Ocampo, A. (Equion Energia Ltd.) | Restrepo, A. (Equion Energia Ltd.) | Cifuentes, H. (Equion Energia Ltd.) | Hester, J. (Equion Energia Ltd.) | Orozco, N. (Equion Energia Ltd.) | Gil, C. (Equion Energia Ltd.) | Castro, E. (Equion Energia Ltd.) | Lopera, S. (U. Nacional de Colombia) | Gonzalez, C. (U. Nacional de Colombia)
A successful field trial of foams as gas injection conformance enhancer has been deployed in the Cusiana field in Colombia, South America. This work describes the Front End Loading (FEL) process done to get to the field trial, the field operation itself, and the results obtained so far.
The Foam treatment was deployed in the Mirador formation of the Cusiana field, a low porosity quartzarenite with a recovery factor over 50%.The reservoir fluid is a volatile oil developed under an extensive gas reinjection process. The foam treatment was engineered to improve both the gas injection conformance at the wellbore and also the gas sweep efficiency deep into the reservoir.
An extensive FEL including chemical product screening, foam stability at reservoir conditions, coreflood experiments, reservoir modelling, and a careful selection of well candidates was executed for this pilot. The treatment was done in a gas injector well in the northern part of the field, where high RF has already been obtained with high levels of gas recycling.
The operation was performed using the SAG method. The foaming surfactant was pumped selectively in front of the dominant injection layer and then the well was put back on injection. The results showed a clear and sustained change in GI conformance reducing the injectivity of the treated layer by 60%. Increase in oil rate along with decreases in GOR was also observed in the nearby oil producers two months after the treatment. Results herein presented confirm the viability of foams as an EOR method for the Cusiana field and at least two other fields located in the same basin and exploited under similar conditions.
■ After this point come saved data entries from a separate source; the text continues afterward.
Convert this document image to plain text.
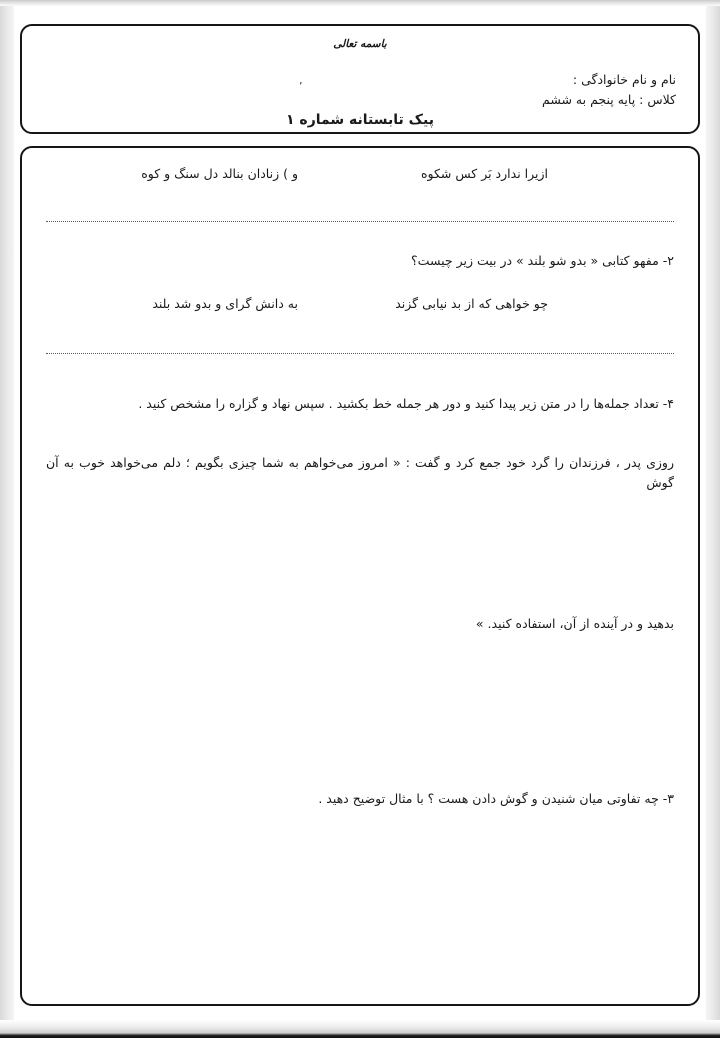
باسمه تعالی
٬	نام و نام خانوادگی :
کلاس : پایه پنجم به ششم
پیک تابستانه شماره ۱
و ) زنادان بنالد دل سنگ و کوه	ازیرا ندارد بَر کس شکوه
۲- مفهو کتابی « بدو شو بلند » در بیت زیر چیست؟
به دانش گرای و بدو شد بلند	چو خواهی که از بد نیابی گزند
۴- تعداد جمله‌ها را در متن زیر پیدا کنید و دور هر جمله خط بکشید . سپس نهاد و گزاره را مشخص کنید .
روزی پدر ، فرزندان را گرد خود جمع کرد و گفت : « امروز می‌خواهم به شما چیزی بگویم ؛ دلم می‌خواهد خوب به آن گوش
بدهید و در آینده از آن، استفاده کنید. »
۳- چه تفاوتی میان شنیدن و گوش دادن هست ؟ با مثال توضیح دهید .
The Cusiana field currently operated by Equion Energía Ltd is located in the foothills of the Eastern Mountain chain in Colombia - South America, and started production in 1994. It comprises three stacked reservoirs (Mirador, Barco and Guadalupe) and two compositional fluid systems both being volatile oils with a rich gas cap near critical conditions with pressures and temperatures over 5000 Psia and 250 F respectively (Lee et al, 1996). Initial fluids in place added up to about 1.5 bn STB of oil and over 3 tcf of gas with Mirador formation bearing about 60% of total fluids. Development strategies have included natural depletion, gas recycling, water injection and gas injection redistribution. Gas recycling and re-distribution have provided the best recoveries so far.